Jonathan Crary, 24/7: Late Capitalism and the Ends of Sleep

The idea of a 24/7 culture of waking, work, and productivity has been a reality for some time, but in our digital age, it has seeped even into the bedroom, with our devices constantly linked to the world outside. Estimations suggest adults sleep on average 1-2 hours less per night today than in the 1960s.

Alongside this, more and more of us are choosing to live in huge cities, close to round-the-clock entertainment, opportunity, accessibility and convenience. By 2050, it’s predicted that more than two thirds of the world’s population will live in urban areas, leaving behind quieter, more isolated, and often more poorly-resourced areas.

And yet without this quiet, and with decreasing access to nature, we grow ever more disconnected from the turning of the planet that sustains us, to the rhythm of night and day, waking and rest, that is so deeply wired into what we are.

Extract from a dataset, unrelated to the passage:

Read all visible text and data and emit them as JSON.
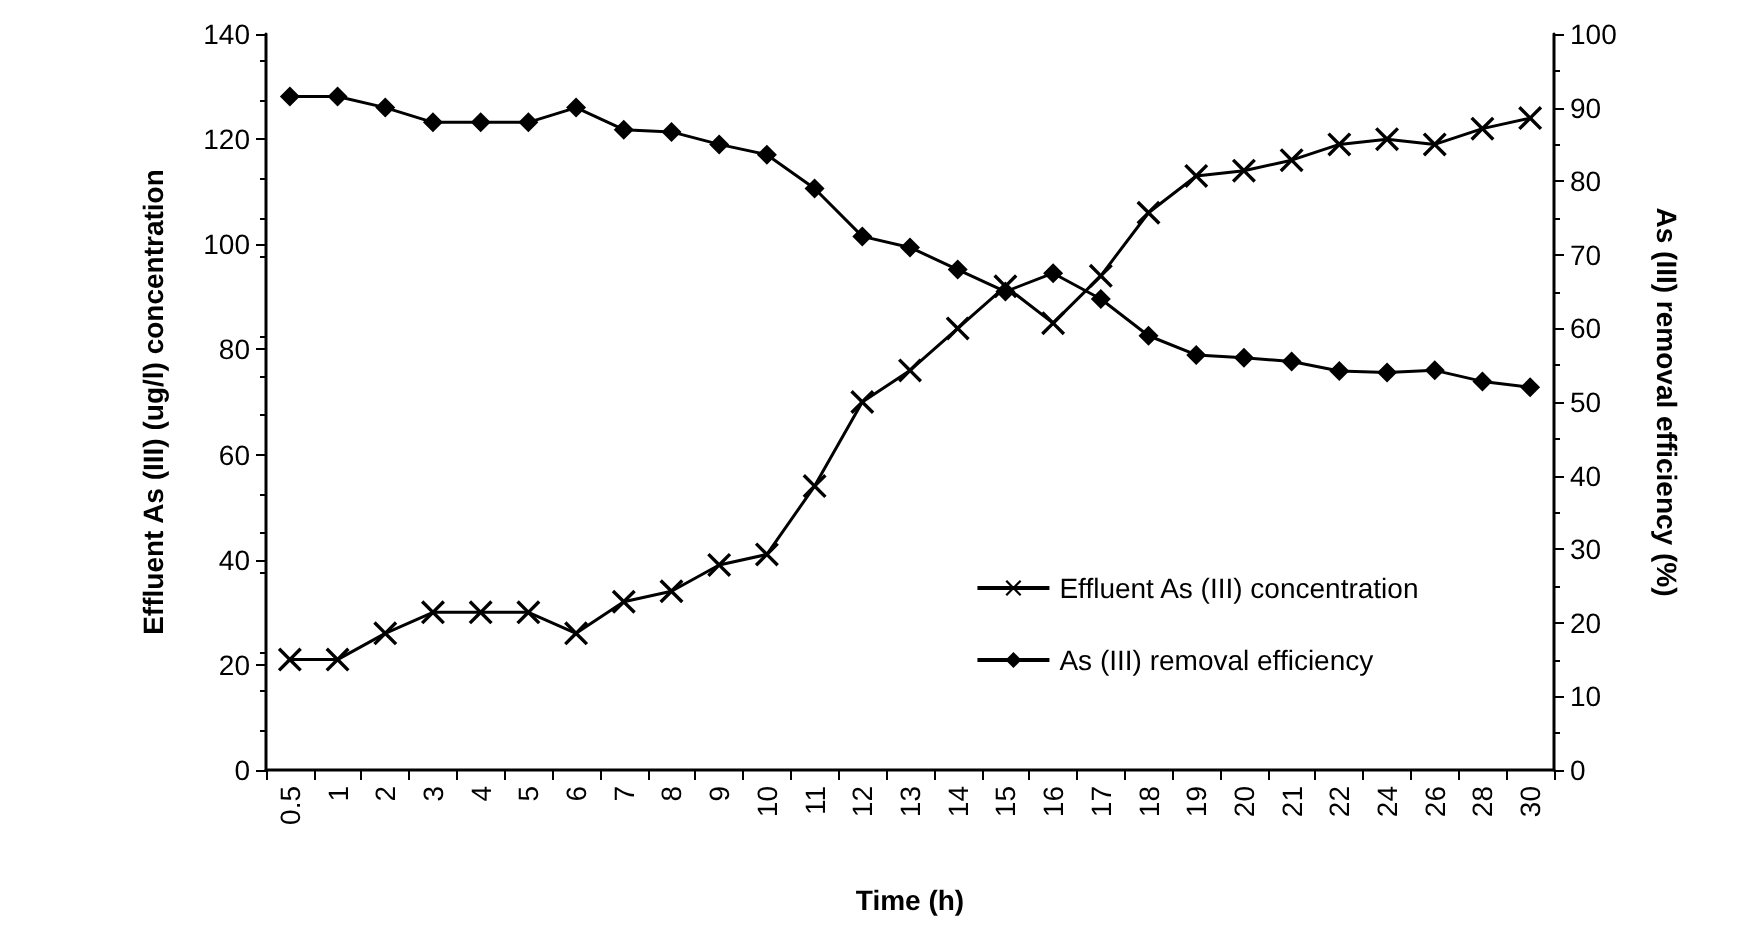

What is the cost of this to us? To be thought of as ‘successful’ today often means ‘productive,’ or in other words, the more you make and the faster you do so, the better you are - and this often translates into being better off. For disabled people in particular, the idea of productivity has been closely linked to those of ‘value’ or ‘worth.’ In our accelerating culture, where does this leave anyone who needs or wants more time to think, act, function, or simply exist?